Bisiklet kiralamak için garın yanındaki yeri aradım sordum birkaç kişiye , taşındığını öğrendim. Son durum sarayın bahçesinden kiralayabilirsiniz.
Ne bahçe ama) Semt gibi! Acaba bahçe bisikletle dolaşilabiliyor mu? Bu çok ônemli. Bir bisiklet kiralayip içeriye sokabiliyor muyuz? Bir dahaki gidişimde bôyle bir imkan varsa yapmak isterim.
gerçekten şahane bir bahçe
bisikletle giriş mümkün aynı zamanda oradan bisiklet de kiralanabiliyor
göletin çevresinde bisikletle yaptığım turu unutamam…
Ahmet bey selam,
Rer ile ulasim fiyati ne kadar tutuyor c-line invalides duragindan?
Bir de paris museumpass aldigimizda bahcelerinde de geciyor mu? Sotesinde sadece saray yazmislar. Cok tesekkurler bilgilendirme icin
Merhaba İsmail Bey
Paris Museum Pass Versailles bahçesinde de geçiyor AMA ses ve su gösterileri olduğu döneme denk gelirseniz ekstra ücret ödemeniz gerekiyor.

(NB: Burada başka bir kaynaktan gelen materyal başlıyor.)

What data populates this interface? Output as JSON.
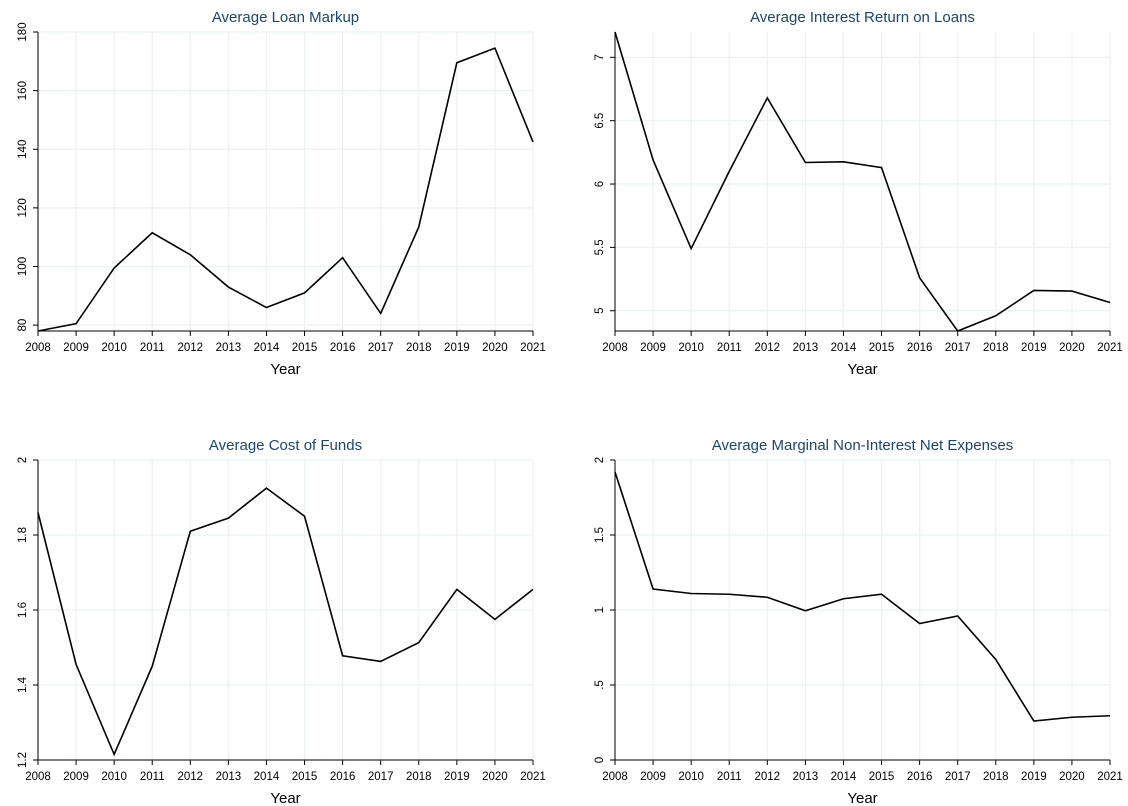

Merkezden Versailles'a RER bilet fiyatı tek kişi tek yön 3,55€'dur.
İyi tatiller
Merhaba Ahmet Bey!
Öncelikle mükemmel bir sayfa. Teşekkürler.

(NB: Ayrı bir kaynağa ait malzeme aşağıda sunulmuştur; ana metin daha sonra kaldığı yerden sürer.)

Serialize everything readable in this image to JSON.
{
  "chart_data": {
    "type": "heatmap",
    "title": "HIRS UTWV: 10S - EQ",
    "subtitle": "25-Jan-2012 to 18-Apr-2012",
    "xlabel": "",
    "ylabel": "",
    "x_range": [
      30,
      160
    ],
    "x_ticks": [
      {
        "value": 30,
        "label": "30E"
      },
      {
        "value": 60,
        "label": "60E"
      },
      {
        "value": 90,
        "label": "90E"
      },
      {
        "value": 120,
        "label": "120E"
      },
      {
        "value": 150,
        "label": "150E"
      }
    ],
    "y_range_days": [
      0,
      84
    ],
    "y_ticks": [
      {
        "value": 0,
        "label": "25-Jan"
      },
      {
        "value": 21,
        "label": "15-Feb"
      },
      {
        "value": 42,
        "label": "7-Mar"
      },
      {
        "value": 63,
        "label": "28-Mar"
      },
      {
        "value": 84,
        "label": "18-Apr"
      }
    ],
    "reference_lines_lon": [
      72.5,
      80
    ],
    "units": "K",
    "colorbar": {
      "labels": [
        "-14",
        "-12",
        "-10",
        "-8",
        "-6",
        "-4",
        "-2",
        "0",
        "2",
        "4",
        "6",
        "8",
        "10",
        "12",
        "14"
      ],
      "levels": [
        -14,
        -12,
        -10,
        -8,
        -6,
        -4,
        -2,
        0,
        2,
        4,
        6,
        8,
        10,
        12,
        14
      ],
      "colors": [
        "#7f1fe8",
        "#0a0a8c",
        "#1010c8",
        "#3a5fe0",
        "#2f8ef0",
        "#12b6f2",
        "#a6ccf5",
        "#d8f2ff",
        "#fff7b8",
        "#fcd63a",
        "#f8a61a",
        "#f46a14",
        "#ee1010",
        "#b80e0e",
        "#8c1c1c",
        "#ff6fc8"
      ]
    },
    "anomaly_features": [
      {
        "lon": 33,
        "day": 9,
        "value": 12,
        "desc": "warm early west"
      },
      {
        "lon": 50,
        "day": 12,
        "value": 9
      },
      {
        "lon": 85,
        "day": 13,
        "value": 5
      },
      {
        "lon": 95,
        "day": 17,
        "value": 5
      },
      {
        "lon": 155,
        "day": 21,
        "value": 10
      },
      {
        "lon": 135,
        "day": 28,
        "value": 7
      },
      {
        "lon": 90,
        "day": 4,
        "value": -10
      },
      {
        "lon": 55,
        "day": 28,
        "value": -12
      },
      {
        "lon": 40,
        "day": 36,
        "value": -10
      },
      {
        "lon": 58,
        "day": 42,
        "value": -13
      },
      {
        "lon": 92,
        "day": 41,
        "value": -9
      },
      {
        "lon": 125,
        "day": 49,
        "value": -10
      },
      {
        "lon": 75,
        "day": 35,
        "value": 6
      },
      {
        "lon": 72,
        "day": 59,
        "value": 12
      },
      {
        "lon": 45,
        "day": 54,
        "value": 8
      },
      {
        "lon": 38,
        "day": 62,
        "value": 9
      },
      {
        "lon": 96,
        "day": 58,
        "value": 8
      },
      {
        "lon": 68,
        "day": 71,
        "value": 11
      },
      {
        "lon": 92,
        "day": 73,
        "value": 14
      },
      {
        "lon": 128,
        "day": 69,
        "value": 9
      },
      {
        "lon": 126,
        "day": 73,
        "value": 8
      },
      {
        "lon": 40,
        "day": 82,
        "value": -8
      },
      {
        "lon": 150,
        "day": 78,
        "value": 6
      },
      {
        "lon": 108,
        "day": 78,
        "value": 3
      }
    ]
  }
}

Biz 20.06-27.06 arası Paris’ te olacağız. Konaklamamız RUe du Marche’de olacak. Buradan Versailles sarayına gitmek için metro 9 ve RER C’ye bineceğiz.
Sorum şu olacak, RER biletini online hangi siteden alabiliriz.
Merhaba Serkan Bey,
RER bileti internetten alınamıyor ne yazık ki.